An attorney might input several seemingly innocuous public documents, perhaps from different cases or related but separate matters. However, an advanced AI could potentially “connect the dots” between these discrete public inputs, identifying a pattern that reveals a broader strategic approach employed by a particular firm or by the attorney themselves across multiple clients.
Furthermore, as AI capabilities evolve, the risk of "de-anonymization" increases. While an attorney might attempt to generalize or anonymize prompts (e.g., "a company in the ‘internet search’ sector" instead of "Google"), an advanced AI, given enough context and data, might be able to infer identifying information about a client or case by cross-referencing with other public data.
This predictive capability of AI to infer relationships or identities, even from ostensibly "public" or "anonymized" data, is a burgeoning area of concern and will be the subject of future conversations here and elsewhere.
Attorneys, clients, and the public cannot assume service providers (or lawmakers) will willingly step in to save their personal identifying information from the robots’ quasi-omniscient inspection.
Conclusion
The integration of AI into legal practice is inevitable and holds immense promise for improving efficiency and analysis in patent law.
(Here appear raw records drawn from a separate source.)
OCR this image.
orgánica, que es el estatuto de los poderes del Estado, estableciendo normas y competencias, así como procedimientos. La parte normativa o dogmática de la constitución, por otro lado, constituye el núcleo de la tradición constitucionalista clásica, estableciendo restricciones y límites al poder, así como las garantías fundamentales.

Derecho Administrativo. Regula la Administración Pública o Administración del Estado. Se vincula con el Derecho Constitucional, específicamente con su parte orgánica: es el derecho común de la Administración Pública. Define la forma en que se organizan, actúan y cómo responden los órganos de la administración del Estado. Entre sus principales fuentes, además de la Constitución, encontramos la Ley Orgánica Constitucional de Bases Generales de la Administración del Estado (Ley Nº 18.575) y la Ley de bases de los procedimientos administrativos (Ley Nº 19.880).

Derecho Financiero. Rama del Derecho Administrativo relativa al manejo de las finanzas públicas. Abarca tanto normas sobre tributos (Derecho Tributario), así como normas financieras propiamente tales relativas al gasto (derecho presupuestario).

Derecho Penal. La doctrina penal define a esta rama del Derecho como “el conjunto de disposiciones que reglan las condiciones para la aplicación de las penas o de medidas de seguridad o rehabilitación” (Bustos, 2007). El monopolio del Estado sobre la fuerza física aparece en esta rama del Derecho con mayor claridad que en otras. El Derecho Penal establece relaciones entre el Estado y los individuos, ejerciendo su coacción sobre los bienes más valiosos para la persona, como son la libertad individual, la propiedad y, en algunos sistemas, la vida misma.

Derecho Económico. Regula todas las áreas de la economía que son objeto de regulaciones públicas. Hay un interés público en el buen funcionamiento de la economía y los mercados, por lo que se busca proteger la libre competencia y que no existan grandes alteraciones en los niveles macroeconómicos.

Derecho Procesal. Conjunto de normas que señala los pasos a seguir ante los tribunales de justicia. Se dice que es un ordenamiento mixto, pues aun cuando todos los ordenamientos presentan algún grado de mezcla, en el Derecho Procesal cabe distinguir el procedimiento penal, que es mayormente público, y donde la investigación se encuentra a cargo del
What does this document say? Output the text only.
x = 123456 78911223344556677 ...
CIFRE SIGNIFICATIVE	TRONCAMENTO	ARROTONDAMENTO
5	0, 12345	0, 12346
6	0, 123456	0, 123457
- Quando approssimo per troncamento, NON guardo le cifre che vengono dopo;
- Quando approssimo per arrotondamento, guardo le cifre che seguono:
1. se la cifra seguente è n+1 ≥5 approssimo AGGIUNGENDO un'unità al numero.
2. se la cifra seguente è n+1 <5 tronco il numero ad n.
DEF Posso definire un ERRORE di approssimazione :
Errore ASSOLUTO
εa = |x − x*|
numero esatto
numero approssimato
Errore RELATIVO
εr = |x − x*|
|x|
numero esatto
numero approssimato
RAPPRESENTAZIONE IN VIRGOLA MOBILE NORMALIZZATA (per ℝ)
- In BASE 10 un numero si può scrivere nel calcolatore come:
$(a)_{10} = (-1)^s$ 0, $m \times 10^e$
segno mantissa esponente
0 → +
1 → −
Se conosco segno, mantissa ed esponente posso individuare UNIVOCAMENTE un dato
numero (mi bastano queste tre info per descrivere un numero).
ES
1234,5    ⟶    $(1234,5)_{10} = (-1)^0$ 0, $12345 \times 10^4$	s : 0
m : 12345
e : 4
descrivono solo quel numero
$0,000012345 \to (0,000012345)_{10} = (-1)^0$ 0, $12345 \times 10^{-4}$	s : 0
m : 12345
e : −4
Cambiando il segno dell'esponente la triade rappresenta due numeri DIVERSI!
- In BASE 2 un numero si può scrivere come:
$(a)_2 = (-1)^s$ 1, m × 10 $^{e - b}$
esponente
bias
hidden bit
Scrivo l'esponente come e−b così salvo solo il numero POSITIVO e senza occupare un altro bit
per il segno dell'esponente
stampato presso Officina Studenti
Attorneys, however, must approach this technology with a robust understanding of their ethical obligations.
The choice of AI tool (public vs. enterprise vs. private) can be vital, as is the specificity of the information shared with the AI.
While summarizing public documents with AI likely only poses minimal ethical risk, providing strategic insights or confidential client information to public AI platforms is a perilous path that can lead to breaches of privilege, confidentiality, and client trust.
Transparency with clients, diligent vetting of AI vendors, and maintaining rigorous human oversight are paramount. As AI capabilities grow more sophisticated, so too must the attorney's vigilance in protecting the sacred trust of client confidentiality and the integrity of legal strategy.
Disclaimer: This is provided for informational purposes only and does not constitute legal or financial advice. To the extent there are any opinions in this article, they are the author’s alone and do not represent the beliefs of his firm or clients. The strategies expressed are purely speculation based on publicly available information. The information expressed is subject to change at any time and should be checked for completeness, accuracy and current applicability. For advice, consult a suitably licensed attorney and/or patent professional.